Call jokes
We have some leak in the fridge. I'm surprised nobody has called a plumber.
What do you call vampire Matt Damon?
Bat Damon!
What do you call dogs dressed as dinosaurs?
Jurassic Bark!
What do you call an elephant that doesn't matter?
An irrel-elephant ;)
What do you call the ghost of the Thanksgiving turkey? A Poultrygeist.
Memes
What do you call a laughing motorcycle?
A Yamahahahaha!
What do you call a space Muslim?
A Tusken Raider.
Why shouldn’t you call people in China?
Because there are so many Wings and Wongs you might "wing" the wrong number.
What do you call a gay pride parade that was ran over?
Rainbow road.
What did the cops say when someone called him racist?
"How can I be racist? My wife's eye is black."
What do you call Dominos when it doesn't know how to cook pizza?
Domi-don't-knows...
What do you call a white person from Africa?
Albino.
What do you call two homeless people throwing rocks at each other?
A pillow fight.
What do you call a house party for slaves?
An auction house.
An American mother has 3 children. The first child asked his mum: "Why is my sister called Crazy Horse and my brother Rushing Water?"
Mum: "Because those were the first thing I saw after i gave birth to them. Why are you asking all these questions, two dogs fucking?"
What do you call 1 normal kid and 2 retarded kids smoking weed?
Pot roast.
A guy told a beautiful girl, "Hey, I want to make love to you. If I throw $2000 when you go to pick it up, that's when I'll go. Is that okay?"
She called her husband, and he said, "Okay, but pick it up fast so he doesn't have time to pull his pants down."
Four hours later, she shows up to her house and tells her husband, "THAT FUCKER PAID IN COINS!"
One day, inexplicably, my talking parrot started insulting me. He called me an idiot, a fool, a jerk, stupid, and a variety of other nasty names. I warned the squawker to cease, but to no avian avail. Fed up, I finally flipped the foul-mouthed feather-brain into the freezer...but after about 15 seconds, I relented and let him out.
"I'm so sorry," he declared! "I don't know what came over me, and realize I shouldn't have said those terrible things. I hope you can forgive me, and I promise never to do it again! By the way...what did the chicken do?" 🐔😂
Imagine if you were an Arabic person shopping at Walmart with your son.

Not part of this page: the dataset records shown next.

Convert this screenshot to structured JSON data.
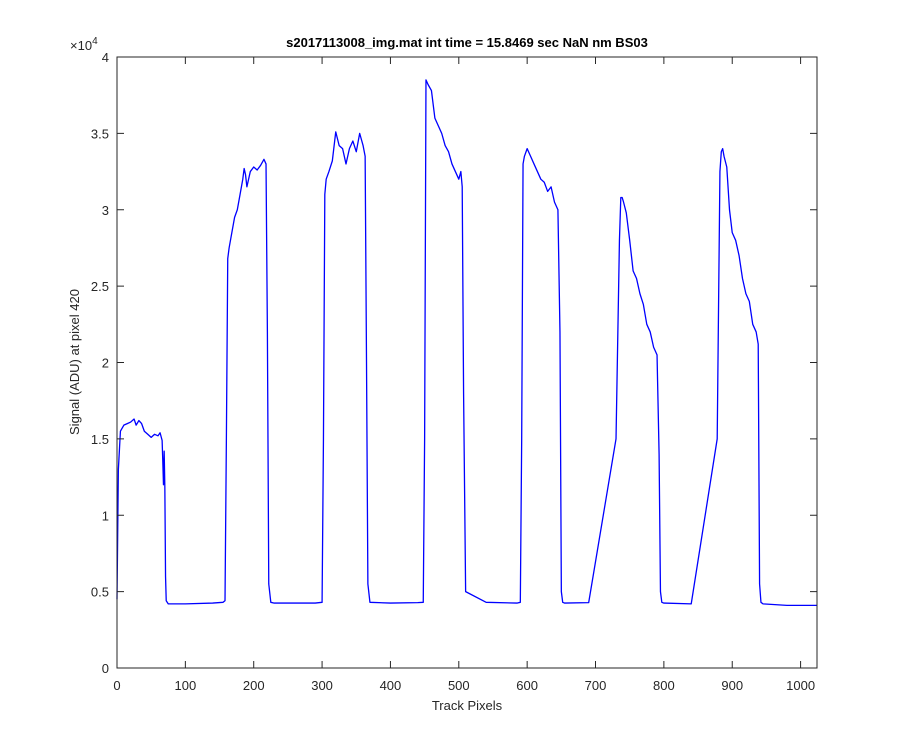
{
  "figure": {
    "title": "s2017113008_img.mat int time = 15.8469 sec  NaN nm BS03",
    "xlabel": "Track Pixels",
    "ylabel": "Signal (ADU) at pixel 420",
    "y_exponent_label": "×10",
    "y_exponent_power": "4"
  },
  "chart_data": {
    "type": "line",
    "title": "s2017113008_img.mat int time = 15.8469 sec  NaN nm BS03",
    "xlabel": "Track Pixels",
    "ylabel": "Signal (ADU) at pixel 420",
    "xlim": [
      0,
      1024
    ],
    "ylim": [
      0,
      40000
    ],
    "x_ticks": [
      0,
      100,
      200,
      300,
      400,
      500,
      600,
      700,
      800,
      900,
      1000
    ],
    "x_tick_labels": [
      "0",
      "100",
      "200",
      "300",
      "400",
      "500",
      "600",
      "700",
      "800",
      "900",
      "1000"
    ],
    "y_ticks": [
      0,
      5000,
      10000,
      15000,
      20000,
      25000,
      30000,
      35000,
      40000
    ],
    "y_tick_labels": [
      "0",
      "0.5",
      "1",
      "1.5",
      "2",
      "2.5",
      "3",
      "3.5",
      "4"
    ],
    "grid": false,
    "line_color": "#0000ff",
    "series": [
      {
        "x": [
          0,
          2,
          5,
          10,
          15,
          20,
          25,
          28,
          32,
          36,
          40,
          45,
          50,
          55,
          60,
          63,
          66,
          67,
          68,
          69,
          70,
          71,
          72,
          75,
          100,
          140,
          155,
          158,
          160,
          162,
          164,
          168,
          172,
          176,
          180,
          184,
          186,
          188,
          190,
          195,
          200,
          205,
          210,
          215,
          218,
          220,
          222,
          225,
          230,
          260,
          290,
          300,
          302,
          304,
          306,
          310,
          315,
          320,
          325,
          330,
          335,
          340,
          345,
          350,
          355,
          360,
          363,
          365,
          367,
          370,
          400,
          440,
          448,
          450,
          452,
          455,
          460,
          465,
          470,
          475,
          480,
          485,
          490,
          495,
          500,
          503,
          505,
          507,
          510,
          540,
          585,
          590,
          592,
          594,
          596,
          600,
          605,
          610,
          615,
          620,
          625,
          630,
          635,
          640,
          645,
          648,
          650,
          652,
          655,
          690,
          730,
          735,
          737,
          739,
          741,
          745,
          750,
          755,
          760,
          765,
          770,
          775,
          780,
          785,
          790,
          793,
          795,
          797,
          800,
          840,
          878,
          882,
          884,
          886,
          888,
          892,
          896,
          900,
          905,
          910,
          915,
          920,
          925,
          930,
          935,
          938,
          940,
          942,
          945,
          980,
          1024
        ],
        "y": [
          4500,
          13000,
          15500,
          15900,
          16000,
          16100,
          16300,
          15900,
          16200,
          16000,
          15500,
          15300,
          15100,
          15300,
          15200,
          15400,
          14900,
          13500,
          12000,
          14200,
          11800,
          6000,
          4400,
          4200,
          4200,
          4250,
          4300,
          4400,
          15000,
          26800,
          27500,
          28500,
          29500,
          30000,
          31000,
          32000,
          32700,
          32300,
          31500,
          32500,
          32800,
          32600,
          32900,
          33300,
          33000,
          22000,
          5500,
          4300,
          4250,
          4250,
          4250,
          4300,
          15000,
          31000,
          32000,
          32500,
          33200,
          35100,
          34200,
          34000,
          33000,
          34000,
          34500,
          33800,
          35000,
          34200,
          33500,
          20000,
          5500,
          4300,
          4250,
          4280,
          4300,
          15000,
          38500,
          38200,
          37800,
          36000,
          35500,
          35000,
          34200,
          33800,
          33000,
          32500,
          32000,
          32500,
          31500,
          18000,
          5000,
          4300,
          4250,
          4300,
          15000,
          33000,
          33500,
          34000,
          33500,
          33000,
          32500,
          32000,
          31800,
          31200,
          31500,
          30500,
          30000,
          22000,
          5000,
          4300,
          4250,
          4280,
          15000,
          28000,
          30800,
          30800,
          30500,
          29800,
          28000,
          26000,
          25500,
          24500,
          23800,
          22500,
          22000,
          21000,
          20500,
          14000,
          5000,
          4300,
          4250,
          4200,
          15000,
          32500,
          33800,
          34000,
          33500,
          32800,
          30000,
          28500,
          28000,
          27000,
          25500,
          24500,
          24000,
          22500,
          22000,
          21200,
          5500,
          4300,
          4200,
          4100,
          4100
        ]
      }
    ]
  }
}
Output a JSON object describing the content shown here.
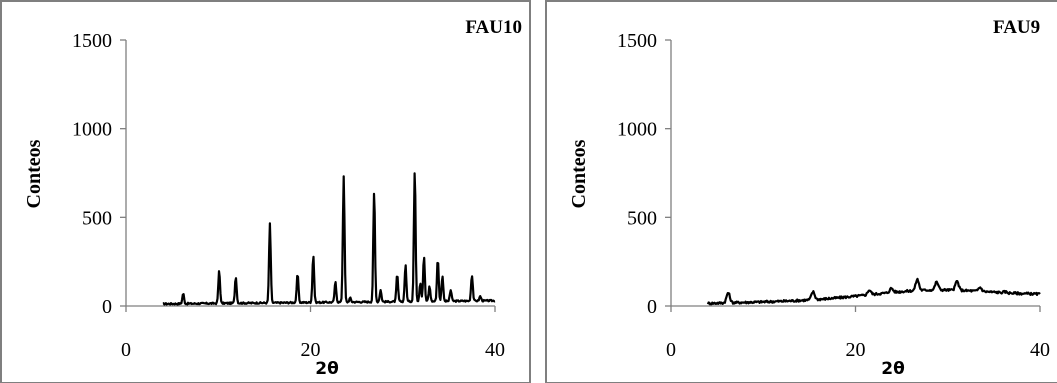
{
  "chart_data": [
    {
      "type": "line",
      "title": "FAU10",
      "xlabel": "2θ",
      "ylabel": "Conteos",
      "xlim": [
        0,
        40
      ],
      "ylim": [
        0,
        1500
      ],
      "xticks": [
        0,
        20,
        40
      ],
      "yticks": [
        0,
        500,
        1000,
        1500
      ],
      "grid": false,
      "series": [
        {
          "peaks": [
            [
              6.2,
              70
            ],
            [
              10.1,
              200
            ],
            [
              11.9,
              165
            ],
            [
              15.6,
              465
            ],
            [
              18.6,
              180
            ],
            [
              20.3,
              285
            ],
            [
              22.7,
              135
            ],
            [
              23.6,
              735
            ],
            [
              24.3,
              45
            ],
            [
              26.9,
              645
            ],
            [
              27.6,
              90
            ],
            [
              29.4,
              175
            ],
            [
              30.3,
              230
            ],
            [
              31.3,
              765
            ],
            [
              31.9,
              130
            ],
            [
              32.3,
              280
            ],
            [
              32.9,
              110
            ],
            [
              33.8,
              265
            ],
            [
              34.3,
              170
            ],
            [
              35.2,
              90
            ],
            [
              37.5,
              175
            ],
            [
              38.4,
              55
            ]
          ]
        }
      ]
    },
    {
      "type": "line",
      "title": "FAU9",
      "xlabel": "2θ",
      "ylabel": "Conteos",
      "xlim": [
        0,
        40
      ],
      "ylim": [
        0,
        1500
      ],
      "xticks": [
        0,
        20,
        40
      ],
      "yticks": [
        0,
        500,
        1000,
        1500
      ],
      "grid": false,
      "series": [
        {
          "peaks": [
            [
              6.2,
              75
            ],
            [
              15.4,
              80
            ],
            [
              21.5,
              90
            ],
            [
              23.9,
              100
            ],
            [
              26.7,
              150
            ],
            [
              28.8,
              135
            ],
            [
              31.0,
              140
            ],
            [
              33.5,
              105
            ],
            [
              36.2,
              80
            ]
          ]
        }
      ]
    }
  ]
}
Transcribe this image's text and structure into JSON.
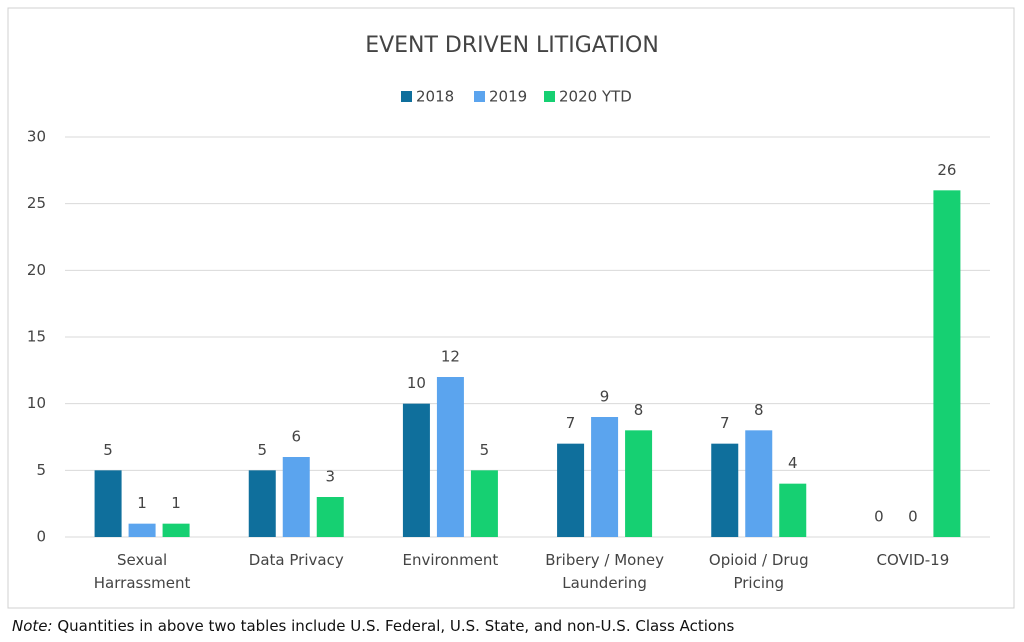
{
  "chart_data": {
    "type": "bar",
    "title": "EVENT DRIVEN LITIGATION",
    "categories": [
      "Sexual Harrassment",
      "Data Privacy",
      "Environment",
      "Bribery / Money Laundering",
      "Opioid / Drug Pricing",
      "COVID-19"
    ],
    "series": [
      {
        "name": "2018",
        "color": "#0f6f9c",
        "values": [
          5,
          5,
          10,
          7,
          7,
          0
        ]
      },
      {
        "name": "2019",
        "color": "#5ba4ee",
        "values": [
          1,
          6,
          12,
          9,
          8,
          0
        ]
      },
      {
        "name": "2020 YTD",
        "color": "#16d072",
        "values": [
          1,
          3,
          5,
          8,
          4,
          26
        ]
      }
    ],
    "ylim": [
      0,
      30
    ],
    "yticks": [
      0,
      5,
      10,
      15,
      20,
      25,
      30
    ],
    "grid": true,
    "legend": "top"
  },
  "note": {
    "label": "Note:",
    "text": "Quantities in above two tables include U.S. Federal, U.S. State, and non-U.S. Class Actions"
  }
}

Now imagine he got lost and you had to start calling out his name.
...Now imagine his name is "Allahu Akbar."
One day there was a frantic call at the fire department:
"Help me, help me! There is a cat meowing nearby. It is going to hurt me, it's going to kill me, can you help me, and send the fire squad right away?"
"Take it easy, cats don’t hurt us, just relax and wait until he leaves."
"You don’t understand it is going to bite me, it is going to kill me, it is going to be fatal!"
"Cats aren’t venomous or in any other way dangerous, now who is calling?"
"I’m Indy's parrot you twit! Now help me! Please help, please help!"